Villanova History Professor Judith Giesberg, PhD, Receives $60,000 Fellowship from National Endowment for the Humanities
Grant will support work on upcoming book “Last Seen: Searching for Family After Slavery”
Villanova, PA – Judith Giesberg, PhD, Robert M. Birmingham Chair in the Humanities and Professor of History in Villanova University’s College of Liberal Arts and Sciences, received a 2022 National Endowment Public Scholars Fellowship, including $60,000 in funding for one year. The fellowship supports the research, writing and other activities of individual authors in pursuit of publishing well-researched, nonfiction books in the humanities written for a wide public audience.

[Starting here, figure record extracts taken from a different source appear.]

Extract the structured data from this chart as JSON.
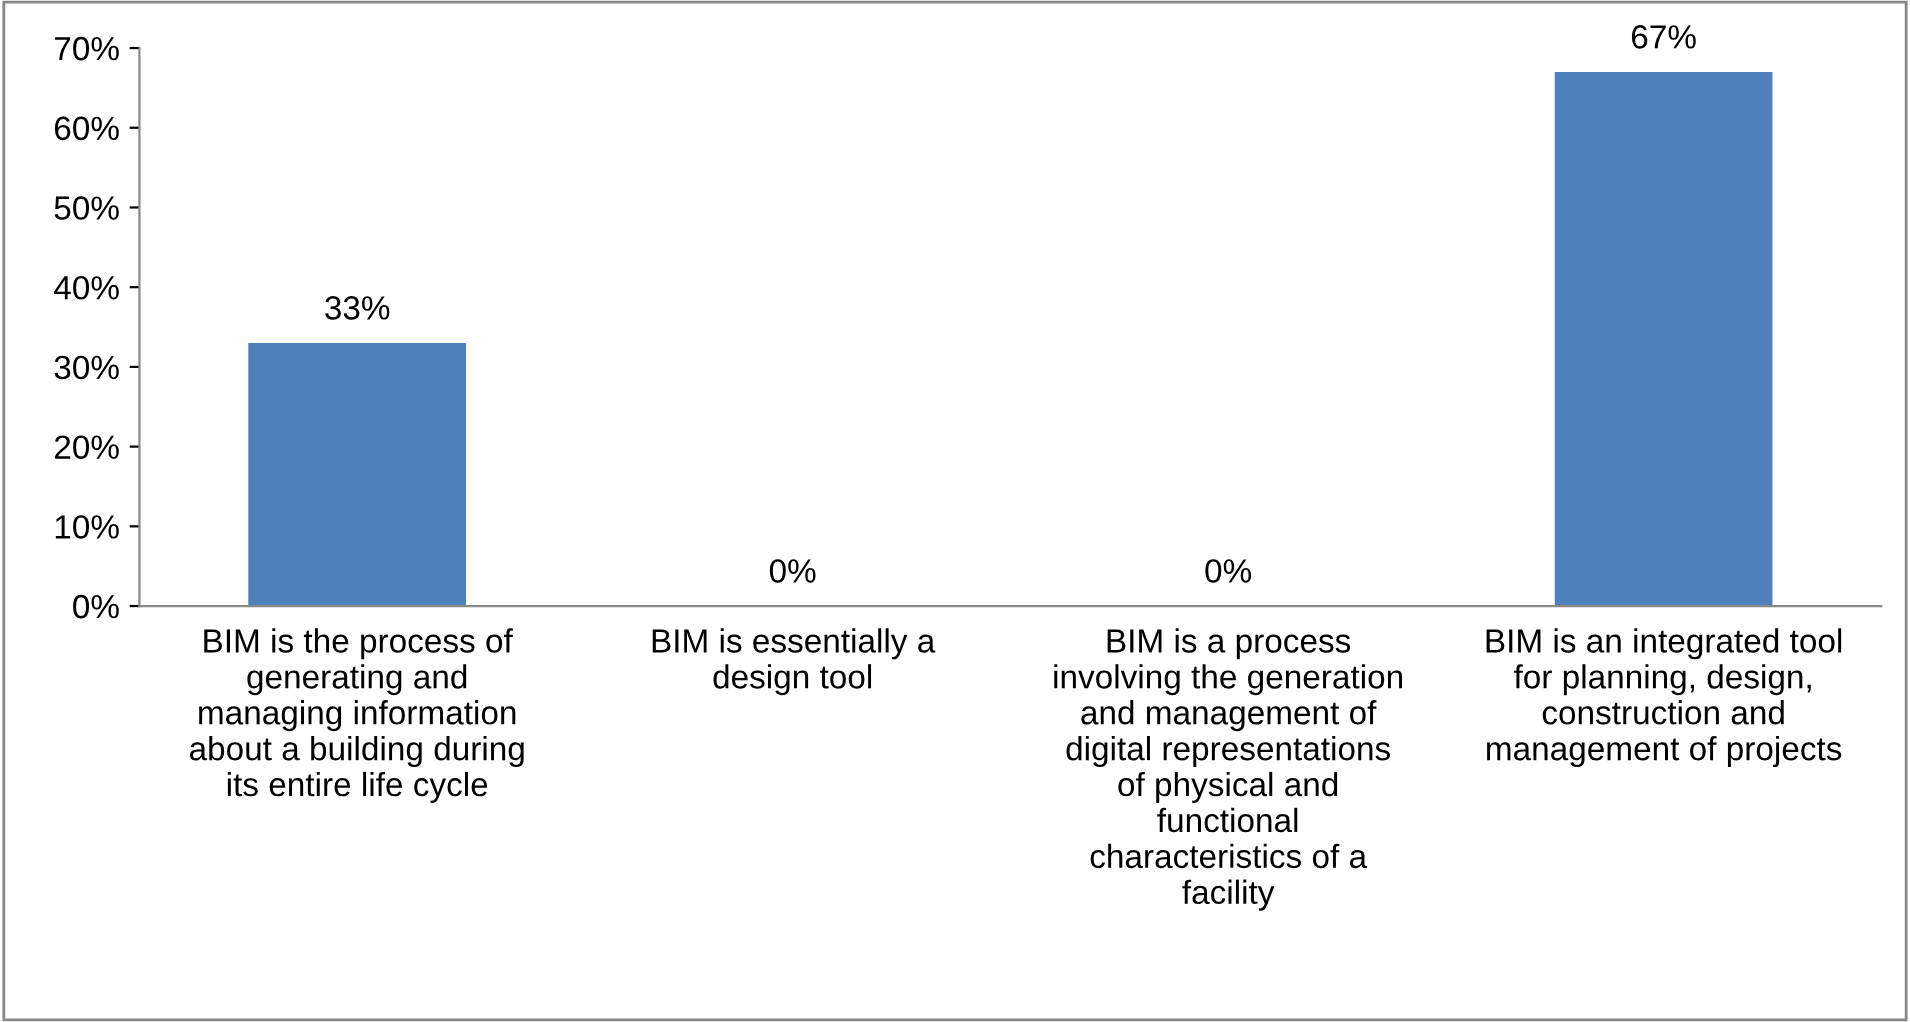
{
  "chart_data": {
    "type": "bar",
    "categories": [
      "BIM is the process of\ngenerating and\nmanaging information\nabout a building during\nits entire life cycle",
      "BIM is essentially a\ndesign tool",
      "BIM is a process\ninvolving the generation\nand management of\ndigital representations\nof physical and\nfunctional\ncharacteristics of a\nfacility",
      "BIM is an integrated tool\nfor planning, design,\nconstruction and\nmanagement of projects"
    ],
    "values": [
      33,
      0,
      0,
      67
    ],
    "value_labels": [
      "33%",
      "0%",
      "0%",
      "67%"
    ],
    "color": "#4f81bd",
    "ylim": [
      0,
      70
    ],
    "yticks": [
      {
        "value": 0,
        "label": "0%"
      },
      {
        "value": 10,
        "label": "10%"
      },
      {
        "value": 20,
        "label": "20%"
      },
      {
        "value": 30,
        "label": "30%"
      },
      {
        "value": 40,
        "label": "40%"
      },
      {
        "value": 50,
        "label": "50%"
      },
      {
        "value": 60,
        "label": "60%"
      },
      {
        "value": 70,
        "label": "70%"
      }
    ],
    "grid": false,
    "legend": false
  }
}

Dr. Giesberg is director of the “Last Seen: Finding Family After Slavery” project, which offers access to thousands of “Information Wanted” advertisements placed in newspapers by formerly enslaved people in the US looking for family members who had been taken from them, sold by their enslavers and moved thousands of miles away. Over the years, Dr. Giesberg and her students have gathered the 19th century ads in one place and digitized them, giving genealogists and researchers a new tool for telling family stories of separation and survival during slavery, emancipation and the Civil War.
Dr. Giesberg’s book, "Last Seen: Searching for Family After Slavery" (upcoming from Simon and Schuster) will follow ten individuals as they search for their families through ads placed in the weeks, years and decades after President Abraham Lincoln’s 1863 Emancipation Proclamation. Each story begins with an “Information Wanted” ad. “Together the ten stories will offer a new perspective on the history of slavery, the Civil War, Emancipation, Reconstruction, postwar racial violence and the rise of Jim Crow segregation,” Dr. Giesberg says. “Each one shows how freedom unfolded over many years as individuals tried to find one another—and to lay claim to those they could not.”
Previously, Dr. Giesberg received a $100,000 grant from the National Archives and Records Administration’s Historical Publications and Records Commission to support her “Last Seen” project. More than four million people have visited the project’s site, informationwanted.org, an open-source database created by Dr. Giesberg and her students through researching, identifying and collecting ads from microfilmed Black newspapers from around the country. The project is co-directed by Signe Fourmy, PhD, instructor, the University of Texas at Austin.
Dr. Giesberg is the author of numerous books and articles, including Sex and the Civil War: Soldiers, Pornography, and the Making of American Morality (University of North Carolina Press, 2017) and Army at Home: Women and the Civil War on the Northern Home Front (University of North Carolina Press, 2009). She received her doctorate in History from Boston College.
About Villanova University’s College of Liberal Arts and Sciences: Since its founding in 1842, Villanova University’s College of Liberal Arts and Sciences has cultivated knowledge, understanding and intellectual courage for a purposeful life in a challenging and changing world. With more than 40 majors across the humanities, social sciences and natural sciences, it is the oldest and largest of Villanova’s colleges, serving more than 4,500 undergraduate and graduate students each year. The College is committed to a teacher-scholar model, offering outstanding undergraduate and graduate research opportunities and a rigorous core curriculum that prepares students to become critical thinkers, strong communicators and ethical leaders with a truly global perspective.